Des policiers – certains masqués, armés, en uniforme, parfois avec des véhicules de service, voire sur leur temps de travail, manifestant en toute illégalité et impunité – marchent sur l’Élysée en chantant la Marseillaise et exigent la démission du directeur de la police, du ministre de l’Intérieur et du président de la République...
Tout cela se déroule pendant un état d’urgence permanent depuis novembre 2015. Et que ces policiers appliquent contre toutes nos mobilisations !
Une colère politique
Certes leur colère est immense après l’agression inacceptable et terrible de leurs confrères à Viry-Châtillon (91). Ils revendiquent donc logiquement plus de moyens humains et matériels, reprochant au gouvernement de ne pas les prendre en considération. Ils accusent à nouveau de laxisme la justice qui ne sanctionnerait pas assez durement les délinquants, et surtout ils veulent une nouvelle législation sur la légitime défense des policiers qui leur reconnaîtrait systématiquement la présomption d’innocence. Un permis de tirer les premiers ?
Ce type de mobilisations « hors la loi » de policiers se sont souvent déroulées dans des moments de délégitimation forte des différents gouvernements. À chaque fois, elles les ébranlent davantage et peuvent même être les prémisses de bouleversements si des forces politiques d’opposition les soutiennent. C’était ainsi le cas en 1958, où la manifestation de policiers avait précipité la fin de la ive République, le retour de de Gaulle et la création de la ve République.
Par la suite, les réponses démagogiques des gouvernements aux manifestations policières non seulement les ont fait vaciller un peu plus, mais ont toujours favorisé la poussée de l’extrême droite...
Le FN en soutien (inconditionnel)...
Aujourd’hui encore, s’ils n’étaient sans doute pas dans la rue, tous les cadres du FN ont volontiers twitté leur soutien aux policiers. Car la plupart de leurs revendications sont déjà des promesses électorales du FN : « présomption de légitime défense pour les policiers et gendarmes, tolérance zéro, aggravation de toutes les peines contre les coupables de violences verbales ou physiques contre tout représentant de l’État, durcissement de toute la chaîne pénale, anonymat des plaintes des policiers contre leurs agresseurs »... Et en cas de victoire du FN à la présidentielle est promise la tenue d’un référendum dans lequel les électeurs auront à choisir « entre le rétablissement de la peine de mort ou la réclusion criminelle à perpétuité réelle ».
Tout cela ne manque pas de séduire une partie des policiers : en mai dernier, une enquête du Cevipof révélait que 56 % choisiraient de voter Marine Le Pen.

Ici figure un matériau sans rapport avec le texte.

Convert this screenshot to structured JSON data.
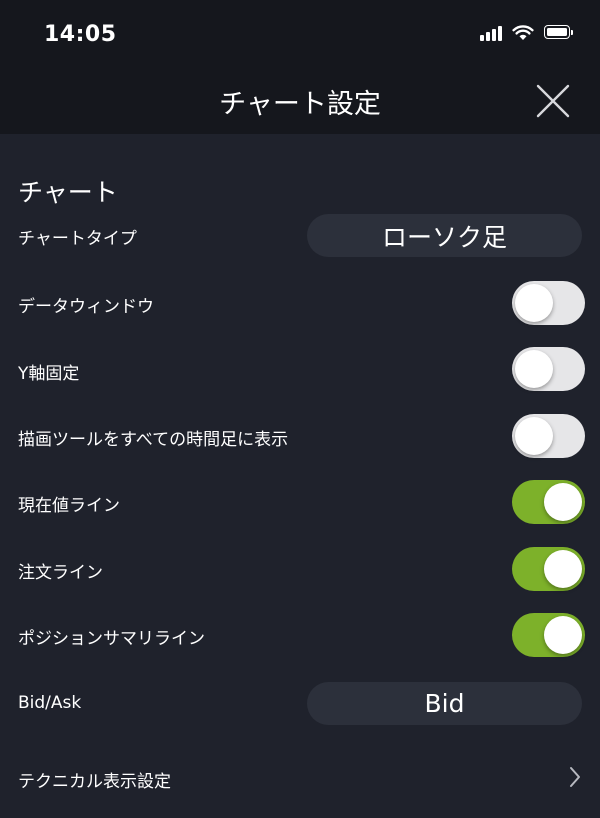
{
  "status_bar": {
    "time": "14:05"
  },
  "header": {
    "title": "チャート設定",
    "close_icon": "close-icon"
  },
  "section": {
    "title": "チャート"
  },
  "settings": {
    "chart_type": {
      "label": "チャートタイプ",
      "value": "ローソク足"
    },
    "data_window": {
      "label": "データウィンドウ",
      "on": false
    },
    "y_axis_fixed": {
      "label": "Y軸固定",
      "on": false
    },
    "drawing_tools_all_timeframes": {
      "label": "描画ツールをすべての時間足に表示",
      "on": false
    },
    "current_price_line": {
      "label": "現在値ライン",
      "on": true
    },
    "order_line": {
      "label": "注文ライン",
      "on": true
    },
    "position_summary_line": {
      "label": "ポジションサマリライン",
      "on": true
    },
    "bid_ask": {
      "label": "Bid/Ask",
      "value": "Bid"
    },
    "technical_display_settings": {
      "label": "テクニカル表示設定",
      "icon": "chevron-right-icon"
    }
  },
  "colors": {
    "background": "#1f222c",
    "header": "#15171d",
    "toggle_on": "#7db12a",
    "toggle_off": "#e6e6e8",
    "pill": "#2c303b"
  }
}
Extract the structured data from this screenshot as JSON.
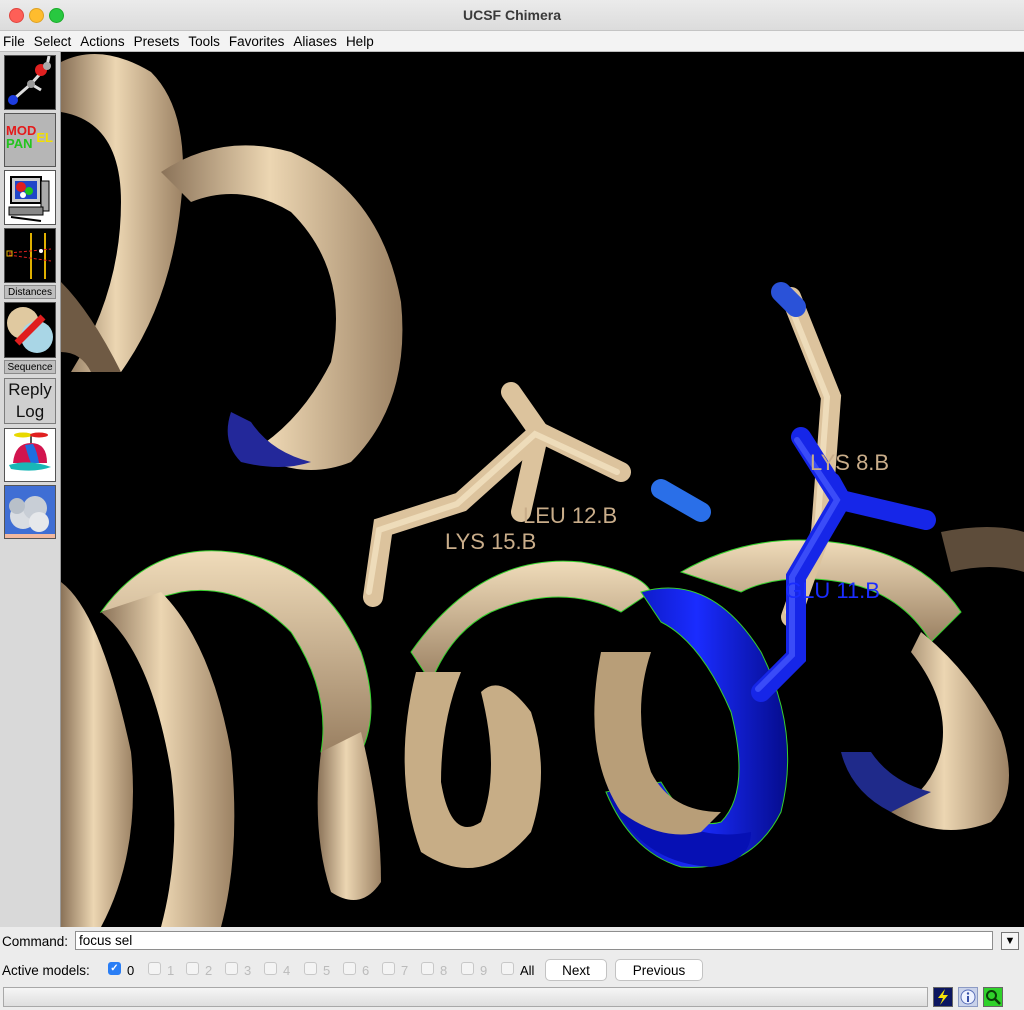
{
  "window": {
    "title": "UCSF Chimera"
  },
  "menu": [
    "File",
    "Select",
    "Actions",
    "Presets",
    "Tools",
    "Favorites",
    "Aliases",
    "Help"
  ],
  "toolbar": {
    "model_panel_text_1": "MOD",
    "model_panel_text_2": "EL",
    "model_panel_text_3": "PAN",
    "distances_label": "Distances",
    "sequence_label": "Sequence",
    "reply_log_line1": "Reply",
    "reply_log_line2": "Log"
  },
  "viewer": {
    "labels": [
      {
        "text": "LYS 8.B",
        "color": "#c9ad8a"
      },
      {
        "text": "LEU 12.B",
        "color": "#c9ad8a"
      },
      {
        "text": "LYS 15.B",
        "color": "#c9ad8a"
      },
      {
        "text": "GLU 11.B",
        "color": "#1a2cff"
      }
    ],
    "ribbon_color": "#e3c9a2",
    "selected_color": "#0a14e6",
    "outline_color": "#37d12e",
    "background": "#000000"
  },
  "command": {
    "label": "Command:",
    "value": "focus sel",
    "dropdown_glyph": "▼"
  },
  "models": {
    "label": "Active models:",
    "checkboxes": [
      {
        "label": "0",
        "checked": true
      },
      {
        "label": "1",
        "checked": false
      },
      {
        "label": "2",
        "checked": false
      },
      {
        "label": "3",
        "checked": false
      },
      {
        "label": "4",
        "checked": false
      },
      {
        "label": "5",
        "checked": false
      },
      {
        "label": "6",
        "checked": false
      },
      {
        "label": "7",
        "checked": false
      },
      {
        "label": "8",
        "checked": false
      },
      {
        "label": "9",
        "checked": false
      }
    ],
    "all_label": "All",
    "next_label": "Next",
    "previous_label": "Previous"
  },
  "status": {
    "text": ""
  }
}
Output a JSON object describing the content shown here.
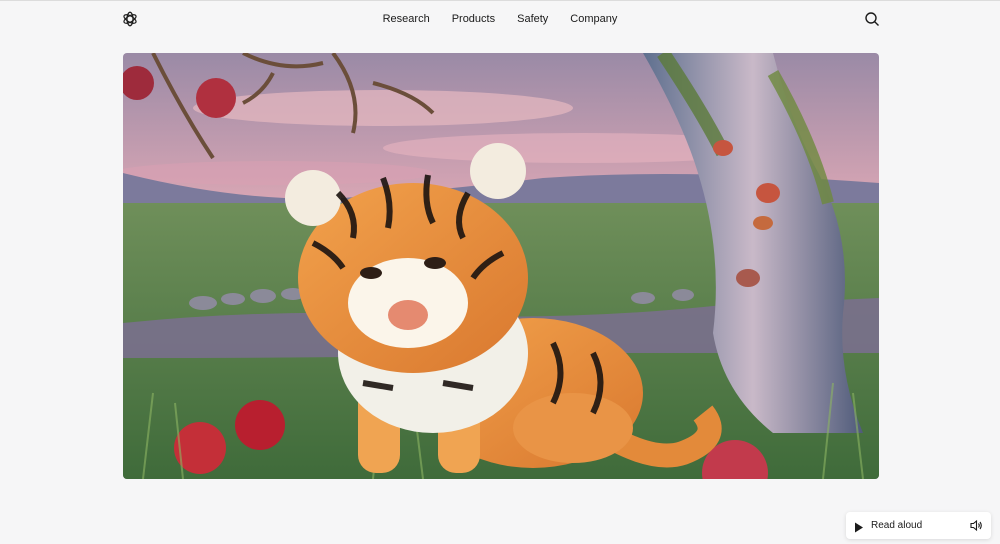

Alors celle-ci ne ménage pas son soutien : « la sécurité n’est plus assurée dans notre pays, cela met en jeu la liberté et même la vie de chacun d’entre nous », et bien entendu, « cette flambée de l’insécurité trouve son origine en grande partie dans la montée continue de l’immigration et de l’échec de l’assimilation ». Elle promet donc aux policiers la satisfaction de toutes leurs revendications et la restauration de l’État et de son autorité.
Avec ses atteintes sérieuses aux droits et libertés et la toute-puissance du ministère de l’Intérieur, l’état d’urgence remet en cause politiquement « l’État de droit ». Son application est la mission de la police qui réclame alors toujours plus de moyens et de liberté d’action. Un engrenage dangereux qui dessine peu à peu l’État policier, les pressions policières actuelles pour durcir encore les lois contre nos droits et libertés étant belles et bien un pas de plus dans cette direction. Stopper cet engrenage tout-sécuritaire, cela commence par mettre fin immédiatement à l’état d’urgence.